GNSS-R潮位监测抗差估计

doi:10.11947/j.AGCS.2023.20210540

摘要/Abstract

摘要： 针对GNSS-R反演潮位过程中，由测站天线相位中心与潮位基准面高度的不确定性造成的误差，本文提出了基于抗差估计的优化方法。通过确定观测值的最优权重，削弱水面高度粗差反演值，求解高精度测站高度，进而提高GNSS-R反演潮位的精度。基于HNLC、SC02、TDAM、TPW2这4个IGS GNSS连续运行跟踪站的数据，进行潮位反演试验，结果表明，与传统反演方法相比，本文方法计算所得测站高度分别提升了1.01、1.31、16.2、1.22 cm，反演潮位的均方根误差分别降低了26.7%、34.4%、84%、31.6%。同时，还证明了本文方法求解出的自潮位基准面起算的测站高度，可应用于后续无验潮站或验潮站数据中断情况下潮位的反演。
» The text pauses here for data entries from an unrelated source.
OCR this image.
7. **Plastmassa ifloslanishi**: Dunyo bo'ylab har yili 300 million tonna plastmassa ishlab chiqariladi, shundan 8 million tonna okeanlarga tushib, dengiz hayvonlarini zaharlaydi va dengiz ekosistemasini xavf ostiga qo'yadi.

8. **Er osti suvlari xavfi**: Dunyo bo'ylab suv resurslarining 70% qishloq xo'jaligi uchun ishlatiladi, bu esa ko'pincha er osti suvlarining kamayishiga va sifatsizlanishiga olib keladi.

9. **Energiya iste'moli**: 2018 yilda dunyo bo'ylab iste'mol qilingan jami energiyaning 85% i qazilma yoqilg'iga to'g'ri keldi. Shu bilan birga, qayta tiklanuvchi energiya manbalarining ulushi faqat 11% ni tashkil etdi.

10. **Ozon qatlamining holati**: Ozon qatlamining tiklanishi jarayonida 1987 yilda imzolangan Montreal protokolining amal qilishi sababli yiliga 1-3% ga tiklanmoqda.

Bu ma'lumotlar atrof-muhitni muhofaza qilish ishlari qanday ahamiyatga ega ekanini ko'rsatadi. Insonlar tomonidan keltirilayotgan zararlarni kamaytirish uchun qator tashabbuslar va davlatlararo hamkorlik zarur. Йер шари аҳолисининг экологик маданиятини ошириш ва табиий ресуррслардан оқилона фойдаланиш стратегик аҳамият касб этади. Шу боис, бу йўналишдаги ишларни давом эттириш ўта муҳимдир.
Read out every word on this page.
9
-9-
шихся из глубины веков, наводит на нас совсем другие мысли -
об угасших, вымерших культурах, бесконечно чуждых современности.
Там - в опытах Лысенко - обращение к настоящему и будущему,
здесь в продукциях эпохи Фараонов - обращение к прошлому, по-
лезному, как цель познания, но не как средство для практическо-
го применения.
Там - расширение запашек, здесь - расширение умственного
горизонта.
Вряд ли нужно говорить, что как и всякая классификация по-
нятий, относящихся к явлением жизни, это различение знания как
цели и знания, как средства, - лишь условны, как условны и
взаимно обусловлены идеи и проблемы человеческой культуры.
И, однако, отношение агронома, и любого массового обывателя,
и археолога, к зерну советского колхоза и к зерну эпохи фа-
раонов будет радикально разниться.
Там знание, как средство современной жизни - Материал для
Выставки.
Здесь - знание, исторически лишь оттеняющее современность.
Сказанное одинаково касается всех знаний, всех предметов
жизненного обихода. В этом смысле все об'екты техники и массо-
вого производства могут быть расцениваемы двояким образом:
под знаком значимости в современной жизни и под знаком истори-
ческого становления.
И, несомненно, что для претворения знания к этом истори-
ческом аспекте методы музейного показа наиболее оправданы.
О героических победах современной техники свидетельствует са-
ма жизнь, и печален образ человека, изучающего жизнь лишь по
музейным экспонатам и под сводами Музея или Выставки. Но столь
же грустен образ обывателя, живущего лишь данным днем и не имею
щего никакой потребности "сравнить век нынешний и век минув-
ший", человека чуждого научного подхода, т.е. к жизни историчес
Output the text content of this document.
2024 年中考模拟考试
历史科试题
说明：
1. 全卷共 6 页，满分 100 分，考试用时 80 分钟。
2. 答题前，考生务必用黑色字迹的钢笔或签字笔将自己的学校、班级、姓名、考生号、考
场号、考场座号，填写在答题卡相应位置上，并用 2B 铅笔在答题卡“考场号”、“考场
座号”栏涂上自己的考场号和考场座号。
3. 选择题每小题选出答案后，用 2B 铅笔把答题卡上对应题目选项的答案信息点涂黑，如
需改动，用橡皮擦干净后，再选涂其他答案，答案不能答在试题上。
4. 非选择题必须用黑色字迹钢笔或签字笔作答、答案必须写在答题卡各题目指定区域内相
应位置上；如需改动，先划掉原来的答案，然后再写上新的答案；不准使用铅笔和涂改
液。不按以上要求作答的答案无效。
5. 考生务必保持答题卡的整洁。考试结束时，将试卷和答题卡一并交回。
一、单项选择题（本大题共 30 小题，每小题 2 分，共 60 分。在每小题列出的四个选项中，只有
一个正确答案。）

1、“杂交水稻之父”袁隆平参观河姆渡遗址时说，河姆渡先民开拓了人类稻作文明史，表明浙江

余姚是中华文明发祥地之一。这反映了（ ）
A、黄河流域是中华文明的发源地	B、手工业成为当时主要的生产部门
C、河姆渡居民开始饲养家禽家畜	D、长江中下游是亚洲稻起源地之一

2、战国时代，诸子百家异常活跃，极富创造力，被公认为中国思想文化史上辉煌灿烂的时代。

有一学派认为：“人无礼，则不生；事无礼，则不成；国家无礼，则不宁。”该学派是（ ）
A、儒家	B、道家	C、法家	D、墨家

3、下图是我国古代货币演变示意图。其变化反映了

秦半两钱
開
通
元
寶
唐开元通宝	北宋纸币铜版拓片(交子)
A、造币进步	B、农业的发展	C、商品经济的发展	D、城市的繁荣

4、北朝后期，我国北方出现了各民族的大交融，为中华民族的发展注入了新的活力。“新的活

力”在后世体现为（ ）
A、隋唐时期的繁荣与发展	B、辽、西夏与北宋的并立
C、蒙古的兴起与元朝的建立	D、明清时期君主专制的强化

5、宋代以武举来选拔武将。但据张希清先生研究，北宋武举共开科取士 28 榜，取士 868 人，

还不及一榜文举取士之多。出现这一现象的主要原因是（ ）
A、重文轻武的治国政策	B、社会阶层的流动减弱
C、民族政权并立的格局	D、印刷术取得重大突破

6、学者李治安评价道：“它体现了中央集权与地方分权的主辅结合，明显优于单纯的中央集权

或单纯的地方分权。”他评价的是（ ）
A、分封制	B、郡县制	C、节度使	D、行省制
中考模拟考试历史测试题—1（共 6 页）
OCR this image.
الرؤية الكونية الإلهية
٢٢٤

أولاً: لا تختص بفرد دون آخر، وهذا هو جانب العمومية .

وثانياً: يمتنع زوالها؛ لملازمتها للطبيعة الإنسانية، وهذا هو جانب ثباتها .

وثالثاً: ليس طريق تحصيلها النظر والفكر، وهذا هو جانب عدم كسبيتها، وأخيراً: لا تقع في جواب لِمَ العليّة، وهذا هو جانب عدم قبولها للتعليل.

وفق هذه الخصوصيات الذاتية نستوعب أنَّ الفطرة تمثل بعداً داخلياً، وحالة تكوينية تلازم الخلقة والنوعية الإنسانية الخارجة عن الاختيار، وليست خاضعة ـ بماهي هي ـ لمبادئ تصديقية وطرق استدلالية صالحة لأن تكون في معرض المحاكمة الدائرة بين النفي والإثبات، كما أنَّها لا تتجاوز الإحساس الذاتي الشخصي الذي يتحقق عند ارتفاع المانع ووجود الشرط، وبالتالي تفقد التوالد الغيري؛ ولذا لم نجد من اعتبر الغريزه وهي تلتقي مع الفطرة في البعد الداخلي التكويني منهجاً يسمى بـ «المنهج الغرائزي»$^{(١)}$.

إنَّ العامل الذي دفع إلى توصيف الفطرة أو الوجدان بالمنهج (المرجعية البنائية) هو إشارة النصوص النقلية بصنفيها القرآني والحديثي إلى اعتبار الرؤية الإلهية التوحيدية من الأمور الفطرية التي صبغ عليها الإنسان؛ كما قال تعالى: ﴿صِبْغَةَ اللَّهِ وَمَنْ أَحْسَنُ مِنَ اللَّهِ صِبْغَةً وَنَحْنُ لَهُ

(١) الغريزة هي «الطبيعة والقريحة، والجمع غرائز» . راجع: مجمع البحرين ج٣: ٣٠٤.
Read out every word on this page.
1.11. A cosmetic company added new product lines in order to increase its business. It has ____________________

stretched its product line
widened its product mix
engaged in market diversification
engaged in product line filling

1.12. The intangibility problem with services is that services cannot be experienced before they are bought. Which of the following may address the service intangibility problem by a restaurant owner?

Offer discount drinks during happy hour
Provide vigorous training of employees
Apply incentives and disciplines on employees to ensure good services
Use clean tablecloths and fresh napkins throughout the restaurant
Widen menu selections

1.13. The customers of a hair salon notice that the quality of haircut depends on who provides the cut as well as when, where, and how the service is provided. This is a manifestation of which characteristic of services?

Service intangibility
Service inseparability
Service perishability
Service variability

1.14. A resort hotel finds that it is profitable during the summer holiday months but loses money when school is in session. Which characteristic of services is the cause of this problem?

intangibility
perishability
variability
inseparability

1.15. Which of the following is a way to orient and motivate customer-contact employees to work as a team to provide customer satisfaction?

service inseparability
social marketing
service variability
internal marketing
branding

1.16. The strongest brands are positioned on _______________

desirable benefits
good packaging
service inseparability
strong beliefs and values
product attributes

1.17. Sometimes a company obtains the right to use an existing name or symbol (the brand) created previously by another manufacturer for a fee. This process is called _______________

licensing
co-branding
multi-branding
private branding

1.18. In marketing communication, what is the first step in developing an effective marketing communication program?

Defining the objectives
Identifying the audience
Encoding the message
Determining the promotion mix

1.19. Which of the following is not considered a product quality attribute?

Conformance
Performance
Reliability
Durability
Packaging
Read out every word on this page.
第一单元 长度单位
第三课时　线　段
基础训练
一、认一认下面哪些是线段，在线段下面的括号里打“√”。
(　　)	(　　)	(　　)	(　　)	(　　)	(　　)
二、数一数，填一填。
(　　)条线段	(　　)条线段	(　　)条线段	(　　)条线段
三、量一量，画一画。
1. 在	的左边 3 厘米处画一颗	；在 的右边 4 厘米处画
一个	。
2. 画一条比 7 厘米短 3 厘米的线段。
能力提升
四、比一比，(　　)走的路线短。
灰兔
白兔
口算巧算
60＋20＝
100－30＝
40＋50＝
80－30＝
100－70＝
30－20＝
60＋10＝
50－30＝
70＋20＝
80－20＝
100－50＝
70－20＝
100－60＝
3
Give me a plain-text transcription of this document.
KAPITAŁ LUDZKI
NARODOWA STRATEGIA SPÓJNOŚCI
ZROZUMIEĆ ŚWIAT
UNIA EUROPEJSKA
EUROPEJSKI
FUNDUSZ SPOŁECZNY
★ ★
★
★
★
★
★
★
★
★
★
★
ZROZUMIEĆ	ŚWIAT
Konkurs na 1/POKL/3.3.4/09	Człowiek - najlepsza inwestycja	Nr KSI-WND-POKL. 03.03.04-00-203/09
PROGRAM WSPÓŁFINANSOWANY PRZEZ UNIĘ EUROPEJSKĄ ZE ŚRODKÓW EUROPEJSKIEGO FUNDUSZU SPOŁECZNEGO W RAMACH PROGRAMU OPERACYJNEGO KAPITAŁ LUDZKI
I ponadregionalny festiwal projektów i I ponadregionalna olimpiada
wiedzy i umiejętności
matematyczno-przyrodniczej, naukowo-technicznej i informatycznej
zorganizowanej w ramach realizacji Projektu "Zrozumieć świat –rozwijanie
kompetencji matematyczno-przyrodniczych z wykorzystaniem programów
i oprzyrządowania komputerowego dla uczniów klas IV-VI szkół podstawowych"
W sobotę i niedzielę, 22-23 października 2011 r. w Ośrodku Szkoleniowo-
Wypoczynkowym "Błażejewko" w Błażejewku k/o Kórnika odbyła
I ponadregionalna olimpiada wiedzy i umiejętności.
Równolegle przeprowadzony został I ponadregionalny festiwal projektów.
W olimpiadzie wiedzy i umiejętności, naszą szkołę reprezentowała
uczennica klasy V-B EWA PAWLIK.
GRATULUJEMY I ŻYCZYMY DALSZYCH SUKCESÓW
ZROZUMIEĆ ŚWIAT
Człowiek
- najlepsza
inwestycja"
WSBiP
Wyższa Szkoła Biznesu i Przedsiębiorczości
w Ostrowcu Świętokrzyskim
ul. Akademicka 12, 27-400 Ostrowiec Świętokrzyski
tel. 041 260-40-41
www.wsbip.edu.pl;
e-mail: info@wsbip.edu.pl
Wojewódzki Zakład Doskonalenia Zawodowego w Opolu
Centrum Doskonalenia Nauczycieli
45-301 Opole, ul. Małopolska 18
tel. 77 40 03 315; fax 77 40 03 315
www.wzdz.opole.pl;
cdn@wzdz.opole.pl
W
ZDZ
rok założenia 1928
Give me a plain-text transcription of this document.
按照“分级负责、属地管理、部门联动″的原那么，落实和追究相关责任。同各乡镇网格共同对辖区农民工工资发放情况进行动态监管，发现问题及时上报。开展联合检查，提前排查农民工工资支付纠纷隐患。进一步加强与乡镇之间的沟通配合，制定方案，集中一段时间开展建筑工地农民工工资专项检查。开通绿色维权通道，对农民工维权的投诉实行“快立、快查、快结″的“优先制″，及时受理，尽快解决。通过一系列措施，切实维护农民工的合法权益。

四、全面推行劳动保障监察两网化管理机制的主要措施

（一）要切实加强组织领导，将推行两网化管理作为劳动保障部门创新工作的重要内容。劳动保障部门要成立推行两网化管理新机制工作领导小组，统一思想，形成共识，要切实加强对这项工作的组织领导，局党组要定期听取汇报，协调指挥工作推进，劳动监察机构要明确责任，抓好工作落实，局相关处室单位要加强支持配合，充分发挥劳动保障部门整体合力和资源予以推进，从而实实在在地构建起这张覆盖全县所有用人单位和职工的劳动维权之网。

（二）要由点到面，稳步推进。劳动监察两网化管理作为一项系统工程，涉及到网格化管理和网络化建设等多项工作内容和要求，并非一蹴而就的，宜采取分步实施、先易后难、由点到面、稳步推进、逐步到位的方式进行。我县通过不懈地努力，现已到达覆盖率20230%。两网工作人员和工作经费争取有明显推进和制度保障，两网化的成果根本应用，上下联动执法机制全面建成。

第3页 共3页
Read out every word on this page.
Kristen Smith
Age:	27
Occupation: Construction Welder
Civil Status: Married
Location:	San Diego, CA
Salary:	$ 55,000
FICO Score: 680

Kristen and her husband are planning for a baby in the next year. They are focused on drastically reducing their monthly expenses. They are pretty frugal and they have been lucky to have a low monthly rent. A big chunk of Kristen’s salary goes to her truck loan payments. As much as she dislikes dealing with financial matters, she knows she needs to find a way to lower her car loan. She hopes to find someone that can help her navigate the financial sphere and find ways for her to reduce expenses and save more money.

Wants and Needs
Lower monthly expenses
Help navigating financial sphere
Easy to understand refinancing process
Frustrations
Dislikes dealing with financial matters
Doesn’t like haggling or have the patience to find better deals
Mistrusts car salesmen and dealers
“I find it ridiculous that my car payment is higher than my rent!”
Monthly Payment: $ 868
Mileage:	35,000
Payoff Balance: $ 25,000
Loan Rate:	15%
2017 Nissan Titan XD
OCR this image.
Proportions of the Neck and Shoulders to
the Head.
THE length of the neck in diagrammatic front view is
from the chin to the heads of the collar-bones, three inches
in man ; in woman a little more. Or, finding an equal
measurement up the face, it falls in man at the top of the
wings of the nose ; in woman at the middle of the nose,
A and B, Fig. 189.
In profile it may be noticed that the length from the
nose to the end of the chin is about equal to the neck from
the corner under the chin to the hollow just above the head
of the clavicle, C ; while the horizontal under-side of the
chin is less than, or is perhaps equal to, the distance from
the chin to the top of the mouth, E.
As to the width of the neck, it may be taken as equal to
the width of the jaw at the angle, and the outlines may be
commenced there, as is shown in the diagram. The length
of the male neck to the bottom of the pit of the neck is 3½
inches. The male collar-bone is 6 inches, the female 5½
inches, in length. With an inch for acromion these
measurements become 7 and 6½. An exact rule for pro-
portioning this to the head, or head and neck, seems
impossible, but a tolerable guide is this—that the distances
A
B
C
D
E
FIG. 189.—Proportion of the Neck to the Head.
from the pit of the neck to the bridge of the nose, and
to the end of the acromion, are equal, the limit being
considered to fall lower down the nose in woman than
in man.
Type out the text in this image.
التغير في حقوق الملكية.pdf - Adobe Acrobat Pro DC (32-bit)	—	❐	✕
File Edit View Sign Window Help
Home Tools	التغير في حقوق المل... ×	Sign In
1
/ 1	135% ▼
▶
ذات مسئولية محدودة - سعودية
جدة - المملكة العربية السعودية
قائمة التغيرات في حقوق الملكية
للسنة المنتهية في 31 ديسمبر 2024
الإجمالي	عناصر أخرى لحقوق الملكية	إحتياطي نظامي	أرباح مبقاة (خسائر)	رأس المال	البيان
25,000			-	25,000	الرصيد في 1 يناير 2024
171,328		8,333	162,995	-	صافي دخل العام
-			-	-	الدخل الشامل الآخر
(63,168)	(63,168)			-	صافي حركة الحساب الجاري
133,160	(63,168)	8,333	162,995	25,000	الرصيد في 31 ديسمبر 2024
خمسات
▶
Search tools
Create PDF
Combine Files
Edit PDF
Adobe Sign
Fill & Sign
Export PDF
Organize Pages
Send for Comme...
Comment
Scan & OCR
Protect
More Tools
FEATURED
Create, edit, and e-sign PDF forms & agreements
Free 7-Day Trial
关键词: 全球导航卫星系统反射技术, 信噪比, 抗差估计, 精准测站高

Abstract: Aiming at the error caused by the uncertainty of the height of the antenna phase center of the station and the tidal level during the tide level retrieval by GNSS-R, an optimization algorithm based on robust estimation is proposed. By determining the optimal weight of the observation value, the gross inversion value of the water surface height is weakened, and the high-precision station height is solved, thereby improving the accuracy of GNSS-R tide level inversion. The tide level inversion experiments based on the data of the four IGS GNSS continuously operating tracking stations HNLC, SC02, TDAM, and TPW2 show that the station height calculated by this method is optimized by 1.01 cm, 1.31 cm, 16.2 cm, and 1.22 cm respectively compared with the traditional inversion method. The root mean square error of the inverted tide level is reduced by 26.7%, 34.4%, 84%, and 31.6%, respectively. At the same time, this paper also proves that the station height calculated from the tidal level base level obtained by this method can be applied to the subsequent tide level inversion without the tide gauge station or the tide gauge station data interruption.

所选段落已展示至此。